“Talk all you want,” he answered with immense gentleness. “I’m here.”

“I can’t understand it even now, but he would not see me,” she broke out. “I was half mad. I wrote, and he would not answer. I went to his chambers when I heard he was going to leave England. I went to beg him to take me with him, married or unmarried. I would have gone on my knees to him. He was gone! Oh, why? Why?”

“You didn’t think he’d gone because he didn’t love you?” he asked her quite literally and unsentimentally. “You knew better than that?”

“How could I be sure of anything? When he left the room that awful night he would not look at me! He would not look at me!”

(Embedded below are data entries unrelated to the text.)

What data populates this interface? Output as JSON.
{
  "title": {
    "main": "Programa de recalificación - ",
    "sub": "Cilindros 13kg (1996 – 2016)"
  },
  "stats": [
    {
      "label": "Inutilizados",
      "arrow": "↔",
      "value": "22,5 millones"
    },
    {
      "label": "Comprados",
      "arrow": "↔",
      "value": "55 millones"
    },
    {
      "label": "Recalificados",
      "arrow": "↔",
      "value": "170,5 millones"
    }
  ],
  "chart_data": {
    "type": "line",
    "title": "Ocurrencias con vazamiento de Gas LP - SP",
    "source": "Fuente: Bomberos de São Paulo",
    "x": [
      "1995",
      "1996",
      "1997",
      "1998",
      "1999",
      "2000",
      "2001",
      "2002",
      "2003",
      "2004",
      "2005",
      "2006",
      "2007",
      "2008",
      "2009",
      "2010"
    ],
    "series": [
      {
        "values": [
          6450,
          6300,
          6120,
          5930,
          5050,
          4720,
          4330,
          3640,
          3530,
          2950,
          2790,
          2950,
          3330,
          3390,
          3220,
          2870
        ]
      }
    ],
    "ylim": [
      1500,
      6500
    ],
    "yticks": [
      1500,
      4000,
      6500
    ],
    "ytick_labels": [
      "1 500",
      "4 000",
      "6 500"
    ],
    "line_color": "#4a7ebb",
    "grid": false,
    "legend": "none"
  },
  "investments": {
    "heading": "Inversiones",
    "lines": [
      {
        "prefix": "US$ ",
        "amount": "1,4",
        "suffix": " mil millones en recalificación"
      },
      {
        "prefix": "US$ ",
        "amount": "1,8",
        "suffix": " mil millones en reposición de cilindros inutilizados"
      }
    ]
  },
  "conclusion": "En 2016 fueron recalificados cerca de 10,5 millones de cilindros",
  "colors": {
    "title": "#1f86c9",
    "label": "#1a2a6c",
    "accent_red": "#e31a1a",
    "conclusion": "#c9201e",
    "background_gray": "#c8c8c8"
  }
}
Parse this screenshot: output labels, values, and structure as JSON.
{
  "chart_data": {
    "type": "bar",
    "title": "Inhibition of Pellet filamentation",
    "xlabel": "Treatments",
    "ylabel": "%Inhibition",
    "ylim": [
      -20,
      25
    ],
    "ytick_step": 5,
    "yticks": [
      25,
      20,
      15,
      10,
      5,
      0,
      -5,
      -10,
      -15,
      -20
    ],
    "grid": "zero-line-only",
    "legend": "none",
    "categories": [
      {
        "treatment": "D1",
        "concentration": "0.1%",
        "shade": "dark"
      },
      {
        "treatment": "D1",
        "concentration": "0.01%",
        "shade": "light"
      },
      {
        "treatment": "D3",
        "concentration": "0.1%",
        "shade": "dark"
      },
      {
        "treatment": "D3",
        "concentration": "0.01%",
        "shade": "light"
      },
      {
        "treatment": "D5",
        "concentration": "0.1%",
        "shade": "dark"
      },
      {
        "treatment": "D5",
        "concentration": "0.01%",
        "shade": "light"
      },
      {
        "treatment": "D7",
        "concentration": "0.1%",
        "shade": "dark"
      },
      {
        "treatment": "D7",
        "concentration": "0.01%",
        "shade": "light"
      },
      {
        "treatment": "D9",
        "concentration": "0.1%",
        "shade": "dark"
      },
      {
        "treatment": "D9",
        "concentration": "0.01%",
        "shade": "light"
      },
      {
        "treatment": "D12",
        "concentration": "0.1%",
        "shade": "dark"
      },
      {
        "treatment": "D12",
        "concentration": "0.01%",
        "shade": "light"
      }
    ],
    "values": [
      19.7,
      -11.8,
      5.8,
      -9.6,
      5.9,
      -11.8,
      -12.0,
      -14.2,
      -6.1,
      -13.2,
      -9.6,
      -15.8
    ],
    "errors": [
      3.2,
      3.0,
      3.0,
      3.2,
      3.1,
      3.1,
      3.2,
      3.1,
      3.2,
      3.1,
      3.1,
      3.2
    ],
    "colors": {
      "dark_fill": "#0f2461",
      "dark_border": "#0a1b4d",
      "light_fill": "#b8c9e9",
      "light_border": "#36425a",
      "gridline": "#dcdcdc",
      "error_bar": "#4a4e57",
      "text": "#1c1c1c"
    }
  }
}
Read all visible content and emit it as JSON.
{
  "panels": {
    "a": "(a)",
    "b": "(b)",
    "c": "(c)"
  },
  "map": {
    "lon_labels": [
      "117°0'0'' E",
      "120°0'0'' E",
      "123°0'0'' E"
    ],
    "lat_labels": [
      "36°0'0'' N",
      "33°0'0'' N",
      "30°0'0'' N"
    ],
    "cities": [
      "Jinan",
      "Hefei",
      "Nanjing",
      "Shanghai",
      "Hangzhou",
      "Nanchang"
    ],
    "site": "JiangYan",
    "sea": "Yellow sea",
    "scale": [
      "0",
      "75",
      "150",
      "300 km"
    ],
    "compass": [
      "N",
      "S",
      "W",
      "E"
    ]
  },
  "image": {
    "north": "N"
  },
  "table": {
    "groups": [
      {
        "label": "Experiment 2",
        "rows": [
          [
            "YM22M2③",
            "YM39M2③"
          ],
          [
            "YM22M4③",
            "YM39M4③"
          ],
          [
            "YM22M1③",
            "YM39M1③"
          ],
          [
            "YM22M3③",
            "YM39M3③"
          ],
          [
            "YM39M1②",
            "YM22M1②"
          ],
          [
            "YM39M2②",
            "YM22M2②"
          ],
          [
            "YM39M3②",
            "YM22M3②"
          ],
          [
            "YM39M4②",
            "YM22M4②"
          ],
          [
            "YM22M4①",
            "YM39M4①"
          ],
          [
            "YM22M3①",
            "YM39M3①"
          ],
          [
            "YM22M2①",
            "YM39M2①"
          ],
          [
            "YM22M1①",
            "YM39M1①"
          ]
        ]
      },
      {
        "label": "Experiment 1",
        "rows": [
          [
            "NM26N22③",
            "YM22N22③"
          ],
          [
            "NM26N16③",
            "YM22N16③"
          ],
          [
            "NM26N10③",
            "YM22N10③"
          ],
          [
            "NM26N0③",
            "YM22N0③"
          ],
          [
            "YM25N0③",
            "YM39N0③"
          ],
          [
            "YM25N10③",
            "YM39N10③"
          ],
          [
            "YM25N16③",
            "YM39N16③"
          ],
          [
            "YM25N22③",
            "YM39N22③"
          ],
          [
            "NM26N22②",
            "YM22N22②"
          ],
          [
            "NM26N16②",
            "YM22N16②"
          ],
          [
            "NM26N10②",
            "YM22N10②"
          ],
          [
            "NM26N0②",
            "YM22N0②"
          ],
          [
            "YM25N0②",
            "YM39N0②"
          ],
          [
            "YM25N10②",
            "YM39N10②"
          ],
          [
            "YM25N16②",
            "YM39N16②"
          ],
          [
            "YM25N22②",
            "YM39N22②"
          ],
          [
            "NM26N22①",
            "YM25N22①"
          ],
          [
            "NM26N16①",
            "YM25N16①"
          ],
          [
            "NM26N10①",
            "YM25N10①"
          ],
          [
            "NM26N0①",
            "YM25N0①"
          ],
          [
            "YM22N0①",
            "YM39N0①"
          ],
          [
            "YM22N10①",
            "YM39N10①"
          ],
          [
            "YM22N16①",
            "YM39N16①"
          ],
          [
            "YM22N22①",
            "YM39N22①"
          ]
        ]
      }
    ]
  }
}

“Since I’ve been here I’ve been reading a lot of novels, and I’ve found out a lot of things about fellows that are not the common, practical kind. Now, he wasn’t. He’d lived pretty much like a fellow in a novel, I guess. What’s struck me about that sort is that they think they have to make noble sacrifices, and they’ll just walk all over a woman because they won’t do anything to hurt her. There’s not a bit of sense in it, but that was what he was doing. He believed he was doing the square thing by you, and you may bet your life it hurt him like hell. I beg your pardon; but that’s the word—just plain hell.”

“I was only a girl. He was like iron. He went away alone. He was killed, and when he was dead the truth was told.”

“That’s what I’ve remembered,” he said quite slowly, “every time I’ve looked at you. By gee! I’d have stood anything from a woman that had suffered as much as that.”

It made her cry, his genuineness, and she did not care in the least that the tears streamed down her cheeks. How he had stood things! How he had borne, in that odd, unimpressive way, insolence and arrogance for which she ought to have been blackballed by decent society! She could scarcely bear it.

“Oh! to think it should have been you,” she wept, “just you who understood!”

“Well,” he answered speculatively, “I mightn’t have understood as well if it hadn’t been for Ann. By jinks! I used to lie awake at night sometimes, thinking, ‘Supposing it had been Ann and me!’ That’s why I understood.”